The Fourier transform $\hat u$ is defined on the Schwartz space $\mathscr S(\mathbb R^n)$
by
$
\hat u(\xi)=\int e^{-2iπ x\cdot \xi} u(x) dx.
$
It is an isomorphism of $\mathscr S(\mathbb R^n)$ and the inversion formula is
$
u(x)=\int e^{2iπ x\cdot \xi} \hat u(\xi) d\xi.
$
The Fourier transformation can be extended to the tempered distributions
$\mathscr S'(\mathbb R^n)$ with the formula
$$
\langle \hat T,\phi\rangle_{\mathscr S'(\mathbb R^n), \mathscr S(\mathbb R^n)}
=
\langle T, \hat \phi\rangle_{\mathscr S'(\mathbb R^n), \mathscr S(\mathbb R^n)}.
$$
Below we note $\mathcal F$ the Fourier transformation on $\mathscr S'(\mathbb R^n)$. We find easily that $\mathcal F^4=Id$, so that if $T\in\mathscr S'(\mathbb R^n)$ is such that
$\mathcal F T=\lambda T$, then $\lambda$ is a fourth root of unity.

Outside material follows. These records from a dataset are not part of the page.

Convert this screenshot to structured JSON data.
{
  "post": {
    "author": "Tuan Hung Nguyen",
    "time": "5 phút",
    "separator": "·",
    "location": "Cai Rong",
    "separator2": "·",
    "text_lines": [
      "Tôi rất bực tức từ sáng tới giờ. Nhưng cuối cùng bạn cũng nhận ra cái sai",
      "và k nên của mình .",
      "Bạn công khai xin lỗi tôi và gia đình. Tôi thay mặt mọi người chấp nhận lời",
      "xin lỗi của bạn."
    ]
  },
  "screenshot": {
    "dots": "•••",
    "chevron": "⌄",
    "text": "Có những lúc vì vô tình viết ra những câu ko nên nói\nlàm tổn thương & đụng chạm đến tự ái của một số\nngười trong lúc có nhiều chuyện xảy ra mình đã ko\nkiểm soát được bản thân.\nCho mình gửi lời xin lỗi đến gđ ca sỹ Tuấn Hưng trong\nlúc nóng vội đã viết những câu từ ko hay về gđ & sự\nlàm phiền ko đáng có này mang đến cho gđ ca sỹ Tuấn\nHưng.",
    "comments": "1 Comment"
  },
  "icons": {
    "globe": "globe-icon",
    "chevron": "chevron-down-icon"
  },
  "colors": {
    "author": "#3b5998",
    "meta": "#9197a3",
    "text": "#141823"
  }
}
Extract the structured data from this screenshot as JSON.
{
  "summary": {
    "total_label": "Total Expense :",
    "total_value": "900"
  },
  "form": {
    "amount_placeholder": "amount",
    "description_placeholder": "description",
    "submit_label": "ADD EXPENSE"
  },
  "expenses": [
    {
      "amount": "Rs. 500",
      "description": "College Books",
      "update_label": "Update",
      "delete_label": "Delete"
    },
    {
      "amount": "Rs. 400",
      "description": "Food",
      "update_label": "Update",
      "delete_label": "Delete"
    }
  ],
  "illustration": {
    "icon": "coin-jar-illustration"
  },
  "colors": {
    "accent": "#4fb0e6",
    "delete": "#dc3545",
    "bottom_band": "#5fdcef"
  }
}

Question: Are all the tempered distributions $T$ such that $\mathcal FT=T$ known? Two examples are very classical: first the Gaussians $e^{-π\vert x\vert^2},
e^{-π\langle Ax,x\rangle } $ where $A$ is a positive definite matrix with determinant 1, second the case
$$
T_0=\sum_{k\in \mathbb Z^n}\delta_k,
$$
where the equality $\mathcal FT_0=T_0$ is the Poisson summation formula.
I think that, thanks to your answers and a reference, I found the answer: using What are fixed points of the Fourier Transform which deals with the $L^2$ case, one may guess that the fixed points of $\mathcal F$ in $\mathscr S'(\mathbb R^n)$ are
$$
\Bigl\{S+\mathcal F S+\mathcal F^2 S+\mathcal F^3 S
\Bigr\}_{S\in \mathscr S'(\mathbb R^n)}=(Id+\mathcal F+\mathcal F^2+\mathcal F^3)(\mathscr S'(\mathbb R^n)).
$$
Since $\mathcal F^4=Id$ on $\mathscr S'(\mathbb R^n)$, the above distributions are indeed fixed points and if $\mathcal F T=T$, then
$$
T=\frac14\bigl(T+\mathcal F T+\mathcal F^2 T+\mathcal F^3 T\bigr),
$$
conluding the proof.
Best Answer
Given a square-integrable, positive semi-definite function $f$, with its Fourier transform $\hat{f}$, then the function
$$F=f^2+\hat{f}\star\hat{f},$$
with $\star$ the convolution, is its own Fourier transform: $\hat{F}=F$.
If we require that $F$ is a probability density (absolutely integrable and positive semi-definite), then any $F$ with $\hat{F}=F$ is of this form, see A. Nosratinia, Self-characteristic distributions.
The decomposition $F=f^2+\hat{f}\star\hat{f}$ for a given probability density $F=\hat{F}$ is not unique, one realization is $f=\sqrt{F/2}$.